Towards a cultural history of web archiving

[UPDATE: this article is now published; see the free pre-print version here.]

This week I’m writing the first draft of a chapter on the cultural history of web archiving, for a forthcoming volume of essays (details here). It is subject to peer review and so isn’t yet certain to be published, but here’s the abstract.

I should welcome comments very much, and there may also be a short opportunity for open online peer review.

Users, technologies, organisations: towards a cultural history of world web archiving

‘As systematic archiving of the World Wide Web approaches its twentieth anniversary, the time is ripe for an initial historical assessment of the patterns in which web archiving has fallen. The scene is characterised by a highly asymmetric pattern, involving a single global organisation, the Internet Archive, alongside a growing number of national memory institutions, many of which are affiliated to the International Internet Preservation Consortium. Many other organisations also engage in archiving the web, including universities and other institutions in the galleries, libraries, archives and museums sector. Alongside these is a proliferation of private sector providers of web archiving services, and a small but highly diverse group of individuals acting on their own behalf. The evolution of this ecosystem, and the consequences of that evolution, are ripe for investigation.

‘Employing evidence derived from interviews and from published sources, the paper sets out to document at length for the first time the development of the sector in its institutional and cultural aspects. In particular it considers how the relationship between archiving organisations and their stakeholders has played out in different circumstances. How have the needs of the archives themselves and their internal stakeholders and external funders interacted with the needs of the scholarly end users of the archived web? Has web archiving been driven by the evolution of the technologies used to carry it out, the internal imperatives of the organisations involved, or by the needs of the end user?
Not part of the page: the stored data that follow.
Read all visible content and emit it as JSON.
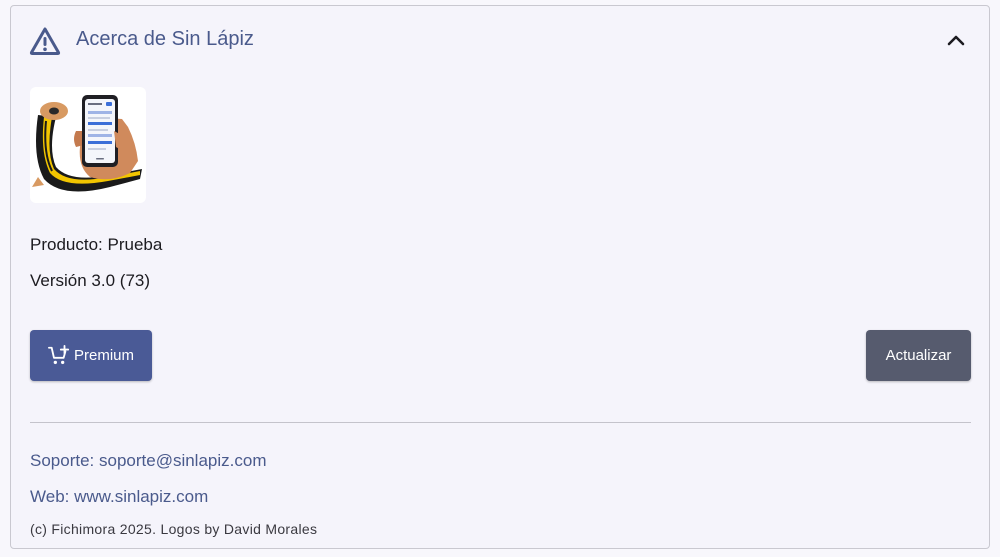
{
  "header": {
    "title": "Acerca de Sin Lápiz",
    "icon": "warning-triangle-icon",
    "collapse_icon": "chevron-up-icon"
  },
  "product": {
    "label": "Producto: Prueba",
    "version": "Versión 3.0 (73)"
  },
  "actions": {
    "premium_label": "Premium",
    "update_label": "Actualizar"
  },
  "links": {
    "support": "Soporte: soporte@sinlapiz.com",
    "web": "Web: www.sinlapiz.com"
  },
  "footer": {
    "copyright": "(c) Fichimora 2025. Logos by David Morales"
  },
  "colors": {
    "accent": "#4a5a96",
    "secondary_button": "#565b6e",
    "link_text": "#4a5a8c",
    "background": "#f5f4fb"
  }
}
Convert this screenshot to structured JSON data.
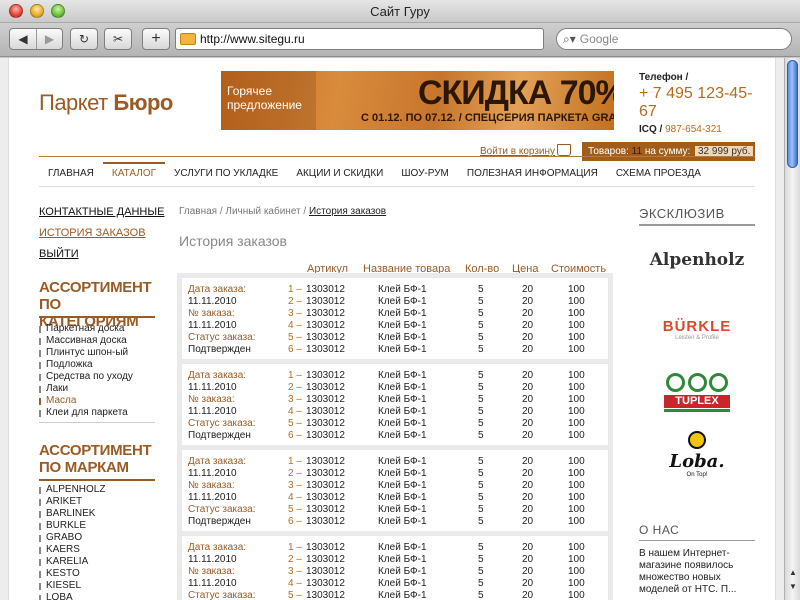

What’s in a (top-level domain) name?

[UPDATE (February 2019): this work is very shortly to be published; see details.

I think there would be general agreement amongst web archivists that the country code top-level domain alone is not the whole of a national web. Implementations of legal deposit for the web tend to rely at least in part on the ccTLD (.uk, or .fr) as the means of defining their scope, even if supplemented by other means of selection.

However, efforts to understand the scale and patterns of national web content that lies outside national ccTLDs are in their infancy. An indication of the scale of the question is given by a recent investigation by the British Library. The @UKWebArchive team found more than 2.5 million hosts that were physically located in the UK without having .uk domain names. This would suggest that as much as a third of the UK web may lie outside its ccTLD.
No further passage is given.